*11

2 0 0
                                    

Ridden stanął za mną, położył mi rękę na talii i zaczął prowadzić w stronę ciemnego tunelu, na końcu jaskini. Opuściłam głowę, kryjąc się za zasłoną brązowych loków; słyszałam podekscytowane szepty i szumy, gdy ludzie wyciągali głowy, by się lepiej mi przyjrzeć. Ridden doszedł razem ze mną do korytarza; pilnowała go dwójka strażników. Jeden miał długą, rudą brodę, drugi zdawał się być kilka lat starszy niż mój porywacz. Obydwoje mieli tak samo ponure miny i ostre włócznie u boku. Oprócz tego wyposażenia zbrojnego, każdy z nich miał do pasa przytroczony karabin i kordelas.

- Czego? – mruknął brodacz, mierząc nas spojrzeniem spode łba. Ridden wykonał pośpieszny ukłon i odsłonił wnętrze przedramienia. Widniał na nim tatuaż; przedstawiał to samo, co znaki na żaglach. Skrzywiłam się lekko; chłopak wyraźnie deklarował się po stronie Solviga Jacksona. Przez chwilę myślałam, że może być wartościowym towarzyszem – teraz te myśli zamieniły się w lód.

Odsunęłam się od niego; nie miałam ochoty czuć jego dotyku. Ridden chyba się tym nie przejął; był zajęty pośpieszną rozmową z drugim strażnikiem. Gdy ten zmierzył mnie bacznym spojrzeniem, uniosłam wysoko głowę – niech wie, że się go ani jego towarzyszy nie boję! Po chwili Ridden dostał od strażnika zardzewiały klucz.

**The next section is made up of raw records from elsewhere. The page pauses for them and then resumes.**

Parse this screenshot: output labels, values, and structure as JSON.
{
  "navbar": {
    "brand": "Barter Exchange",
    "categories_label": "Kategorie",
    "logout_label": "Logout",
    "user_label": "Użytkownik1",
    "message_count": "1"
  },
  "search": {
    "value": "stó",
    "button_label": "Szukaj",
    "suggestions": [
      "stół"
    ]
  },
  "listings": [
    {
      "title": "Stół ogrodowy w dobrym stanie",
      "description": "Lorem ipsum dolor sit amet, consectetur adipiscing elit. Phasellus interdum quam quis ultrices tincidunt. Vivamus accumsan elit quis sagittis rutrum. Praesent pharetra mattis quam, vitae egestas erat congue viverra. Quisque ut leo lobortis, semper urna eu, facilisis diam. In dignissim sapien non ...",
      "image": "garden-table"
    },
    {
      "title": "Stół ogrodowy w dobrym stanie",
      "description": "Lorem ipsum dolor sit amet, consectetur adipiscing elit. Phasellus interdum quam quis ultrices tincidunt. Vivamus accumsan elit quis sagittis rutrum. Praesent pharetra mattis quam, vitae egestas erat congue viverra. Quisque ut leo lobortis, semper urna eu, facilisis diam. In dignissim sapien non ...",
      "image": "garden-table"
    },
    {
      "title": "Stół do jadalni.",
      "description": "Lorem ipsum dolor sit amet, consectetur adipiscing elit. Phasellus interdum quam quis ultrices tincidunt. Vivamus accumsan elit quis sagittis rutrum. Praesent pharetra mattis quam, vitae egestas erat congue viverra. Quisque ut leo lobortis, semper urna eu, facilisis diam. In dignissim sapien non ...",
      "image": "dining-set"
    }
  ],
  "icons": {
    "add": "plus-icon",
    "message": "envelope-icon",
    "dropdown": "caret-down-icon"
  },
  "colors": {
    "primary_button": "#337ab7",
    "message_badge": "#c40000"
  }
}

- Twoja cela, Renezell! – szepnął teatralnie, machając mi przedmiotem przed nosem. Przeklęłam brzydko a potem pokazałam mu język. W odpowiedzi tylko poruszył brwiami i popchnął mnie do tunelu.

Weszłam do niego posłusznie, potykając się lekko w ciemnościach. Obawiając się upadku na twardą posadzkę, tym razem pozwoliłam Riddenowi prowadzić mnie przez tunel. Jednak po chwili ciemność rozproszyły pochodnie. Ich światło wesoło tańczyło na szaro-grafitowych ścianach. Na widok ciepłych, złotych płomieni poczułam się odrobinę pewniej. Odepchnęłam rękę Riddena, wolno krocząc przez tunel.